In general, knowing how different (or not) the inequality is across Italian regions can help policy-makers in deciding what could be a suitable reform to introduce in each region of Italy. Such reforms should require focusing on the reorganisation of the education system or on social operators and their incentives.

Also this study highlights that Italy can be divided into three distinct macroregions, each exhibiting distinctive characteristics. Northern Italy and some regions of the Centre show higher values than the national average across many indicators of equality, including income, employment, educational opportunities, and health. Some central regions have indicators that fall around the national average.

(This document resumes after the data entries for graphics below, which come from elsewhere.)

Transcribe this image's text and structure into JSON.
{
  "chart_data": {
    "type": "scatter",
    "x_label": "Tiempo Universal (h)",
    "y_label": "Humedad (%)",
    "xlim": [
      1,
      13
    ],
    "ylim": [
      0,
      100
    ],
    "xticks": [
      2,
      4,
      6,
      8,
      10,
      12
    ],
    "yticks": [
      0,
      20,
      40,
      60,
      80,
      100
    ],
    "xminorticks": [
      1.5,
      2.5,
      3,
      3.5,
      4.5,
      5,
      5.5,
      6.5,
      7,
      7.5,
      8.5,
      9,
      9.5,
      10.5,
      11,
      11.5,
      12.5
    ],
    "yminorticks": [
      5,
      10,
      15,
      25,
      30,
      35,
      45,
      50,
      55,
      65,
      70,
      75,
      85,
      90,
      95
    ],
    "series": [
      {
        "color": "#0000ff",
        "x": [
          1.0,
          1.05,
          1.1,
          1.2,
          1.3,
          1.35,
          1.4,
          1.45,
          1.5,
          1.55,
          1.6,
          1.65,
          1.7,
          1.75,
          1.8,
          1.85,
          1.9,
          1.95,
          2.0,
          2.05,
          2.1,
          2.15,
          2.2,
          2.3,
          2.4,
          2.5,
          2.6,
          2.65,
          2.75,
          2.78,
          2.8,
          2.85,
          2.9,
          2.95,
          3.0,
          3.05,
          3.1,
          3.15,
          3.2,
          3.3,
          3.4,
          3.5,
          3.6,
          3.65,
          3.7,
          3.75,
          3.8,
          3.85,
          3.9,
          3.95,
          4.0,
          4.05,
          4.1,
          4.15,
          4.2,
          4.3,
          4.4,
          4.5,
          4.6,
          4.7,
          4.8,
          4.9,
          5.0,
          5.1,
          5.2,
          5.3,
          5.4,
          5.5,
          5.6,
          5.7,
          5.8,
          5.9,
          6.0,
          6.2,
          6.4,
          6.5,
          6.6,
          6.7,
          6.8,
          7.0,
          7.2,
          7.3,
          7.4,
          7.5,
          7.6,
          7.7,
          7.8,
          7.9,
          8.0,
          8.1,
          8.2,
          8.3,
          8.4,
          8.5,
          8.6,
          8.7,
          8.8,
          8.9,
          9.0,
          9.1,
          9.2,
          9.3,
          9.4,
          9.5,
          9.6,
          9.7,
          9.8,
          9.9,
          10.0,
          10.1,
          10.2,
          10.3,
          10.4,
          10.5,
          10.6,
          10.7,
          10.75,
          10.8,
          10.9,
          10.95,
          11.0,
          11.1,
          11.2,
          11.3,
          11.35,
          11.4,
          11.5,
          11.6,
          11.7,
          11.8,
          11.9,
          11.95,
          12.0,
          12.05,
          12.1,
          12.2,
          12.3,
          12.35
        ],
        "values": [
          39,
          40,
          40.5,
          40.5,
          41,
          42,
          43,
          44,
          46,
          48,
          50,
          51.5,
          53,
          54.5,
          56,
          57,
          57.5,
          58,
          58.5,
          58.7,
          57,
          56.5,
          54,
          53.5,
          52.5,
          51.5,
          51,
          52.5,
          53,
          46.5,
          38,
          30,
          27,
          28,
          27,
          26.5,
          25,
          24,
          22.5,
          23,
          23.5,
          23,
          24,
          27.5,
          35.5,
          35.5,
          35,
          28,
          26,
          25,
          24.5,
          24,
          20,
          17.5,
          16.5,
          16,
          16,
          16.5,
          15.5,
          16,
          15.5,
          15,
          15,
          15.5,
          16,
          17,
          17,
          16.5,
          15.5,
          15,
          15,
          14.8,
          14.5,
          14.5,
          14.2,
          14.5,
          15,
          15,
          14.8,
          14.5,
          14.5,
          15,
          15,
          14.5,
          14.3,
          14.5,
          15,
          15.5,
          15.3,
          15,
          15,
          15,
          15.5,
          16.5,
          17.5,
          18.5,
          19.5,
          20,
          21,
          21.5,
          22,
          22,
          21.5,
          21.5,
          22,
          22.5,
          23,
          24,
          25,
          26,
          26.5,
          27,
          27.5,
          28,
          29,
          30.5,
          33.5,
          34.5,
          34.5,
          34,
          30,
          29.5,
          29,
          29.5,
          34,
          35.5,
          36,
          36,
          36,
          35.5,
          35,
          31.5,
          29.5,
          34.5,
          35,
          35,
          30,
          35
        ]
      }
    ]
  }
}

While most of the southern regions experience living conditions significantly below the national average, with limited employment and educational opportunities.

The regional divide is a phenomenon that joins several other European countries besides Italy (like Sweden, Finland, Romania, and Estonia).

The severity of regional disparities in Italy, particularly about the labor market, necessitates the implementation of territorial development policies which focus on providing opportunities to people residing in the southern regions and leveraging untapped potential (Fina et al., 2023). In this study, we propose a reorientation of regional policies to achieve the following objectives:

  • Increase public investment in health and education to stimulate short-term economic activity and enhance the potential for long-term economic growth.

  • Enhance employment support measures to alleviate the challenges faced by individuals in the southern regions. It is essential to emphasize that regional equality not only contributes to social and political cohesion but also serves as a means to face social inequalities and foster sustainable and inclusive economic development.